14th Jan, 2022
Makar Sankranti coincides with the day the Sun leaves the tropic of Cancer to move towards the tropic of Capricorn (called Makar in India).
Makara Sankranti is considered a highly auspicious day, Even the mortally wounded Bhishma, who had the boon to choose the time of his death, chose Makara Sankranti day to die.
It is a day of great jubilation for farmers as it marks the end of the biting winters and the beginning of the new harvesting season. This day is therefore celebrated as a Thanksgiving for ending the harsh winters and a bountiful harvest.

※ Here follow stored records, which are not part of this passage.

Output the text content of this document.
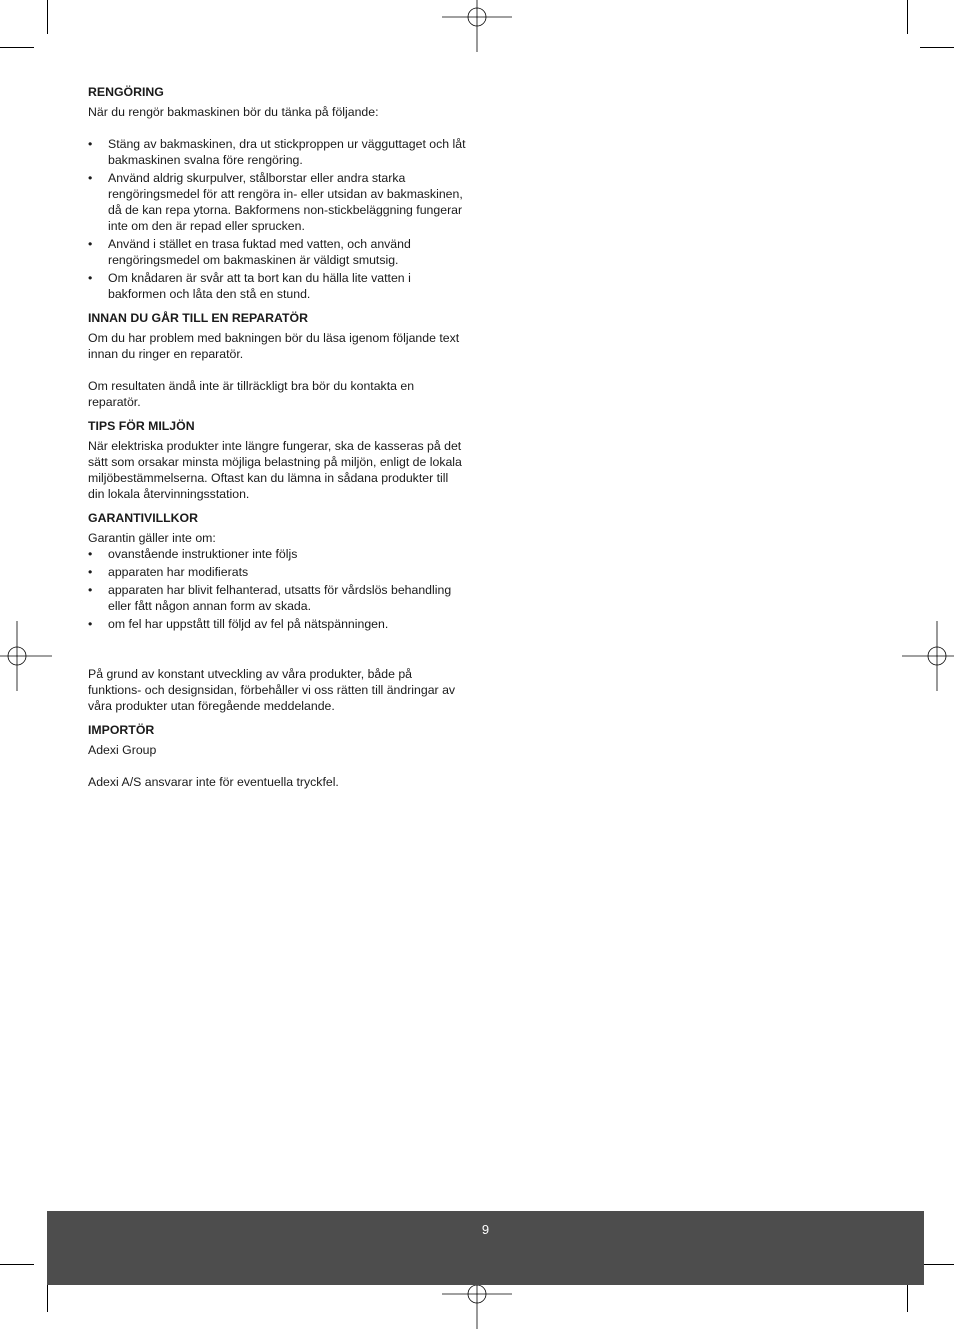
RENGÖRING

När du rengör bakmaskinen bör du tänka på följande:

• Stäng av bakmaskinen, dra ut stickproppen ur vägguttaget och låt bakmaskinen svalna före rengöring.
• Använd aldrig skurpulver, stålborstar eller andra starka rengöringsmedel för att rengöra in- eller utsidan av bakmaskinen, då de kan repa ytorna. Bakformens non-stickbeläggning fungerar inte om den är repad eller sprucken.
• Använd i stället en trasa fuktad med vatten, och använd rengöringsmedel om bakmaskinen är väldigt smutsig.
• Om knådaren är svår att ta bort kan du hälla lite vatten i bakformen och låta den stå en stund.
INNAN DU GÅR TILL EN REPARATÖR

Om du har problem med bakningen bör du läsa igenom följande text innan du ringer en reparatör.

Om resultaten ändå inte är tillräckligt bra bör du kontakta en reparatör.

TIPS FÖR MILJÖN

När elektriska produkter inte längre fungerar, ska de kasseras på det sätt som orsakar minsta möjliga belastning på miljön, enligt de lokala miljöbestämmelserna. Oftast kan du lämna in sådana produkter till din lokala återvinningsstation.

GARANTIVILLKOR

Garantin gäller inte om:

• ovanstående instruktioner inte följs
• apparaten har modifierats
• apparaten har blivit felhanterad, utsatts för vårdslös behandling eller fått någon annan form av skada.
• om fel har uppstått till följd av fel på nätspänningen.

På grund av konstant utveckling av våra produkter, både på funktions- och designsidan, förbehåller vi oss rätten till ändringar av våra produkter utan föregående meddelande.

IMPORTÖR

Adexi Group

Adexi A/S ansvarar inte för eventuella tryckfel.

9
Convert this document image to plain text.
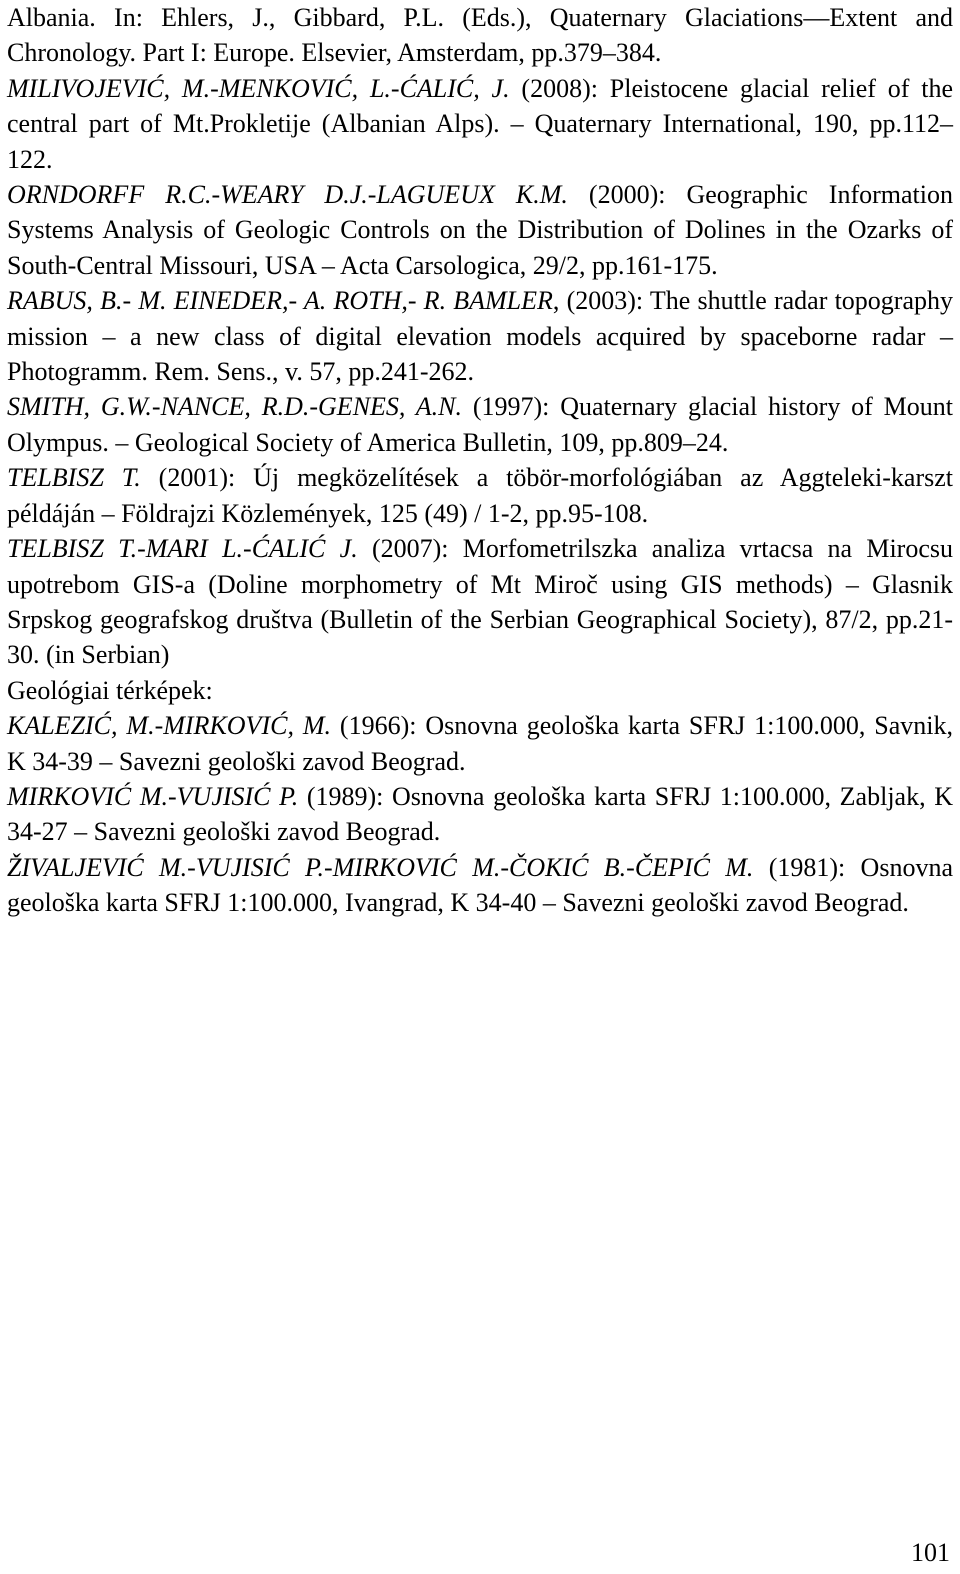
Albania. In: Ehlers, J., Gibbard, P.L. (Eds.), Quaternary Glaciations—Extent and Chronology. Part I: Europe. Elsevier, Amsterdam, pp.379–384.

MILIVOJEVIĆ, M.-MENKOVIĆ, L.-ĆALIĆ, J. (2008): Pleistocene glacial relief of the central part of Mt.Prokletije (Albanian Alps). – Quaternary International, 190, pp.112–122.

ORNDORFF R.C.-WEARY D.J.-LAGUEUX K.M. (2000): Geographic Information Systems Analysis of Geologic Controls on the Distribution of Dolines in the Ozarks of South-Central Missouri, USA – Acta Carsologica, 29/2, pp.161-175.

RABUS, B.- M. EINEDER,- A. ROTH,- R. BAMLER, (2003): The shuttle radar topography mission – a new class of digital elevation models acquired by spaceborne radar – Photogramm. Rem. Sens., v. 57, pp.241-262.

SMITH, G.W.-NANCE, R.D.-GENES, A.N. (1997): Quaternary glacial history of Mount Olympus. – Geological Society of America Bulletin, 109, pp.809–24.

TELBISZ T. (2001): Új megközelítések a töbör-morfológiában az Aggteleki-karszt példáján – Földrajzi Közlemények, 125 (49) / 1-2, pp.95-108.

TELBISZ T.-MARI L.-ĆALIĆ J. (2007): Morfometrilszka analiza vrtacsa na Mirocsu upotrebom GIS-a (Doline morphometry of Mt Miroč using GIS methods) – Glasnik Srpskog geografskog društva (Bulletin of the Serbian Geographical Society), 87/2, pp.21-30. (in Serbian)

Geológiai térképek:

KALEZIĆ, M.-MIRKOVIĆ, M. (1966): Osnovna geološka karta SFRJ 1:100.000, Savnik, K 34-39 – Savezni geološki zavod Beograd.

MIRKOVIĆ M.-VUJISIĆ P. (1989): Osnovna geološka karta SFRJ 1:100.000, Zabljak, K 34-27 – Savezni geološki zavod Beograd.

ŽIVALJEVIĆ M.-VUJISIĆ P.-MIRKOVIĆ M.-ČOKIĆ B.-ČEPIĆ M. (1981): Osnovna geološka karta SFRJ 1:100.000, Ivangrad, K 34-40 – Savezni geološki zavod Beograd.

101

Makar Sankranti traditions:
In Maharashtra, the “Til Gul” ( a sweet made of sesame seeds and jaggery) are prepared in homes to mark the harvest of the first sugarcane crop of the year.
In Gujarat Makar Sankranti is referred to as Uttarayan, and kites are flown to wake the Gods from their winter slumber and bless their harvest.
In West Bengal this festival is referred to as “Poush Sankranti” is celebrated as a harvest festival where a variety of sweets such as Pithey, Puli, Patisapta are made with freshly harvested rice flour and jiggery made out of date palms.
In Uttar Pradesh it is believed that taking a holy dip in the Ganges on this day will provide “Moksha” or salvation from sins.
Makar Sankranti is referred to as Pongal in Tamil Nadu and other South Indian states, where it is celebrated as a three day festival.
Sankranti has a philosophical significance in India as well. The word Sankranti literally means ‘movement’, and it is the day for the human race to realise and be thankful for movement. If there was to be no movement within and without our bodies, we would all be dead! But just like yin and yang in China, the concept of movement must be contrasted and appreciated against the stillness.
Therefore, when we fly kites in the lap of the still skies, it is a reiteration of our thankfulness for this very movement!
Indian traditions are also rooted deeply in science and so is the tradition of kite flying on Sankranti. When we fly kites on Sankranti, we expose ourselves to the rays of the Sun. On this day when the Sun begins its journey towards the other hemisphere, it is expected to be benevolent and emanate rays that have medicinal benefits.
Kites of different shapes, sizes, colours and texture vie in sky with each other to make a place for themselves and entangle in a pursuit to outdo the rest.
Like all festivals, Makar Sankranti also has some great lessons for us.
Life is akin to kite flying, where you need to customise a kite as per your abilities, have the perfect manjha or string and set it to flight to soar above the rest when the wind is in your favour.
If you don’t take a proper kanni, it is like not setting any goal, not knowing which direction you need to go.
May the Sun radiate peace, prosperity & happiness in your life, Celebrate Makar Sankranti in right earnest & stay blessed forever.